JHANG, Jan 7: The proposed road bridge project over the Chenab at Chund Bharwana near Jhang is once again in the doldrums, as it has become a bone of contention between political rivals.
The river enters Jhang near Pindi Bhattian to the north and after flowing for 200 kilometres, exactly in the centre of the district, dividing it into two equal parts, leaves it downstream near Rangpur in Muzaffargarh on the western bank and Qatalpur in Khanewal on the eastern side.
The river splits all the three tehsils of the district into two parts each. Out of 18 police stations, as many as 10 lie on the eastern bank and the remaining on its western bank.
Three important national highways, one between Faisalabad and Sargodha, which goes onwards to Mianwali and Bannu, another connecting Multan with Sargodha and stretches to Islamabad and the third road linking Lahore with Layyah, Bhakkar, Dera Ismail Khan, cross the Chenab at various points in Jhang.
Along a 200-kilometre route of the river through the district, there were only three bridges built by the British government in the beginning of the 20th century. Near Chiniot is a rail-cum-road bridge, the road flying over the rail bridge.
Recently, a new two-lane road bridge had been constructed parallel to the century-old bridge. The second road bridge is situated 120 kilometres downstream on the Trimu headworks.

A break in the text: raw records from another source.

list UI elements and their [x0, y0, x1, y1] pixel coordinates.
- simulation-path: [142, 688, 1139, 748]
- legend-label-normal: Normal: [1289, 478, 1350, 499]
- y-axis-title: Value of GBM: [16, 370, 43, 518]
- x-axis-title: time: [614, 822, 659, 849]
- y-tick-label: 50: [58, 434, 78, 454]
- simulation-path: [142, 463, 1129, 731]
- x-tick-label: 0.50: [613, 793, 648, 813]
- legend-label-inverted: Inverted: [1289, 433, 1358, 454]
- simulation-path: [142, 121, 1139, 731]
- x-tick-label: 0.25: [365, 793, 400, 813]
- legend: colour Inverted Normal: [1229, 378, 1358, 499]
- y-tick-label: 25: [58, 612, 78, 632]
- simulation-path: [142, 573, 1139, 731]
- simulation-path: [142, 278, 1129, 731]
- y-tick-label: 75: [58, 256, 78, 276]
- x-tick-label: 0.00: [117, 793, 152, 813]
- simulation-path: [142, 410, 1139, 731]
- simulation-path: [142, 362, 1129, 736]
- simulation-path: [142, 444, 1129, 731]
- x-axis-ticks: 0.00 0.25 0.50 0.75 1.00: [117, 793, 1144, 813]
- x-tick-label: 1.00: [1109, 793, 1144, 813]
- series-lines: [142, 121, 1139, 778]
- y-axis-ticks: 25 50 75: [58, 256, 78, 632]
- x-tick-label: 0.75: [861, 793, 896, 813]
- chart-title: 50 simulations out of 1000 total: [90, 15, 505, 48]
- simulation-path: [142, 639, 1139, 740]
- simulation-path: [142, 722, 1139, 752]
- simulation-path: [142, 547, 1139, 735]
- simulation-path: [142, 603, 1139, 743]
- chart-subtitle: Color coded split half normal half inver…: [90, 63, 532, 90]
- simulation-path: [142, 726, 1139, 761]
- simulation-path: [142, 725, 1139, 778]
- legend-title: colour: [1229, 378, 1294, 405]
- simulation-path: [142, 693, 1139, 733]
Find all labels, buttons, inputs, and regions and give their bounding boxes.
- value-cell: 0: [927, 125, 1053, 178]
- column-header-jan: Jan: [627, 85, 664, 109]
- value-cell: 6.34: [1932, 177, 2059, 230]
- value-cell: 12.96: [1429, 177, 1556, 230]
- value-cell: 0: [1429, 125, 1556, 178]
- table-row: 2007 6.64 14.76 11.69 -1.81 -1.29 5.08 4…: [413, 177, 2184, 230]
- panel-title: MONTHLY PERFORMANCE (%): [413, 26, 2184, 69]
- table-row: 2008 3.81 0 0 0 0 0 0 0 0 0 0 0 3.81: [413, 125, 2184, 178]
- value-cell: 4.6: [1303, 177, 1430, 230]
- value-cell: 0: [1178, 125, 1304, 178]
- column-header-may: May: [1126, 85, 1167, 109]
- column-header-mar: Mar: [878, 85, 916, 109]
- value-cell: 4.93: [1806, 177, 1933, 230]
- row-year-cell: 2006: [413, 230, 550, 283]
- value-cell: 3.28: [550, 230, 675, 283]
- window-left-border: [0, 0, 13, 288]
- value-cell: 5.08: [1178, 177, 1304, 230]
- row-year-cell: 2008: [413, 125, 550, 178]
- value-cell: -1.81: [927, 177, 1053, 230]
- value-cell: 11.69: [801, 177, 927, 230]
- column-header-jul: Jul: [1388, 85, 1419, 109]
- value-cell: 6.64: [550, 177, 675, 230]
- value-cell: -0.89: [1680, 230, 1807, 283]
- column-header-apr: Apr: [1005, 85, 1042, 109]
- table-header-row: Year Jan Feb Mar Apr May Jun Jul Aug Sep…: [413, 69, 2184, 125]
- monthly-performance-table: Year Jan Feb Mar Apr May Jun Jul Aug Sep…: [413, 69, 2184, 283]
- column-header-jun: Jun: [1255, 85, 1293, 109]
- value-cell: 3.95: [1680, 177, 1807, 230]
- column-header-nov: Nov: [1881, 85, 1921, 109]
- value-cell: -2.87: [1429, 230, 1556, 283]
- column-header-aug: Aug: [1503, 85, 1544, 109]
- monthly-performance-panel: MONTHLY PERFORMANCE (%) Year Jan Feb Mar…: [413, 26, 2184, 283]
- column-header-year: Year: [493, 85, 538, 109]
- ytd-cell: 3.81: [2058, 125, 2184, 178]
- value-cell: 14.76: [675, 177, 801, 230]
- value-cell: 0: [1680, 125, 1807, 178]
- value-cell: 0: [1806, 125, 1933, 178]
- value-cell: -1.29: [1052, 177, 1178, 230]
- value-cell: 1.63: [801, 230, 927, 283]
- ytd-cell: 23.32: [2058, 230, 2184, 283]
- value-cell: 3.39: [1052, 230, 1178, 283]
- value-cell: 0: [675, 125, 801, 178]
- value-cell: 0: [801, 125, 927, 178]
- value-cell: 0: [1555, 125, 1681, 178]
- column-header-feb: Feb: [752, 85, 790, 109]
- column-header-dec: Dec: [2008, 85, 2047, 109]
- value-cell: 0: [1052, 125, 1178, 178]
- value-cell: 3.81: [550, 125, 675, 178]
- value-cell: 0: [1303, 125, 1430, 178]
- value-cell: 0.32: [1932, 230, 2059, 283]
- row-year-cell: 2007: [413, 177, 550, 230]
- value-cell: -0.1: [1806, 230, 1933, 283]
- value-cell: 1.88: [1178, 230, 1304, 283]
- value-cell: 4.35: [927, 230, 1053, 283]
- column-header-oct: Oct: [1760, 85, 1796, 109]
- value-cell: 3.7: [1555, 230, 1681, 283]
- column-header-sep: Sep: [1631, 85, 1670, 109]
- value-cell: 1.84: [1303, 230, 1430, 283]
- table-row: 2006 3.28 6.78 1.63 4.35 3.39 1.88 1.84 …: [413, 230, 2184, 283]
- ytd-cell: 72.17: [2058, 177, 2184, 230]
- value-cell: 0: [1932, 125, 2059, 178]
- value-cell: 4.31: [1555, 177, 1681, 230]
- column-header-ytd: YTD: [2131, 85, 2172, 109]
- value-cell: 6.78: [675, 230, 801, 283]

The third and last bridge lies between the other two bridges at Chund Bharwana. Being the shortest road route between Karachi, Rahim Yar Khan and Multan in the south and Sargodha, Islamabad and Peshawar in the north, this bridge is built on the most important highway on this route. This single-lane rail-cum-road, called the Riwaz bridge, was built in 1904, having eleven spans, each 200 feet in length.
This bridge was exclusively built to take the railway track across the river, but within few years a metalled road was built on the railway track for automobiles that started crossing this bridge. There were very few trains running on this section and so was the vehicular traffic on the Jhang, Kot Issa Shah, Sargodha Road, a major part of which remained non-non-metalled even after independence.
At that time buses and few other motorists did not face any problem in crossing the bridge and they had to wait for little while at the bridge when a train used to come from either side. Consequently, there was no hassle of waiting in long queues of vehicles for crossing the bridge.After the creation of Pakistan, however, the number of trains running on this section and volume of vehicular traffic increased manifold. The need for a separate road bridge on this busy route was felt by early 1950s.
The people of the district elected many people to plead their case in the assemblies, some of whom became ministers, but none of them made any real effort to have the new bridge approved or constructed. As the traffic problems multiplied, driving on the Riwaz bridge became an headache for the motorists. To avoid it, people coming from long distances opted for an alternative route, though comparatively lengthy, to reach their destinations earlier.
But for those travelling to the other part of the district on the western bank of the river, or to Sargodha, Shahpur and Khushab, which were at shorter distance from Jhang, no other option was available.
A project of national importance was reduced to the status of a local problem and the high-ups stopped bothering about it. In the 1985 and 1988 elections, it again surfaced as a big issue and people voted for Abida Husain and Faisal Saleh Hayat, respectively, in the two elections in the hope that they would fulfil their promises of making sincere efforts to get the bridge constructed.
Abida Husain was elected to the National Assembly in 1985 and Mr Hayat in 1988 from an area, which was in need of the bridge. The latter became an influential minister in the Benazir Bhutto's federal cabinet and made efforts to get the new bridge sanctioned in which he succeeded.
In early 1990s, funds were allocated and transferred to the account of the National Highway Board, now the NHA, the bridge's design approved and contract was awarded to a firm to construct the bridge at a cost of Rs220 million.
The NHB had established its office in Jhang and the date of laying foundation stone was fixed when all of a sudden the Benazir's government was dismissed by the president and the caretaker government ignored the project.
In the 1993-1996 tenure of Benazir Bhutto's regime, efforts were made to revive the project, but scarce funds prevented it from being materialized. Again when Mr Hayat became the federal interior minister in the Jamali cabinet, he resumed his efforts to get the bridge built.
His efforts bore fruit and the project was reportedly approved by the federal government to be built at a cost of Rs620 million, a price thrice the one approved in 1990. A date was fixed for the laying of the foundation stone by Prime Minister Mir Zafarullah Khan Jamali and Faisal Saleh Hayat. But this time, Mr Hayat's stated strained relations with Punjab Chief Minister Chaudhry Pervaiz Elahi threw a spanner on the project.
However, realizing the importance of the project, several MPAs of the district, all belonging to the PML-Q, demanded the government that the project be continued and ceremony performed jointly by the prime minister and the chief minister in the presence of all the MPs.
On the other hand, Mr Hayat feels that since the bridge is to be built in his constituency through his personal efforts and the funds allocated by the federal government, the Punjab government, chief minister and MPAs should have nothing to do with the stone-laying ceremony and it shall be performed by any representative of the federal government.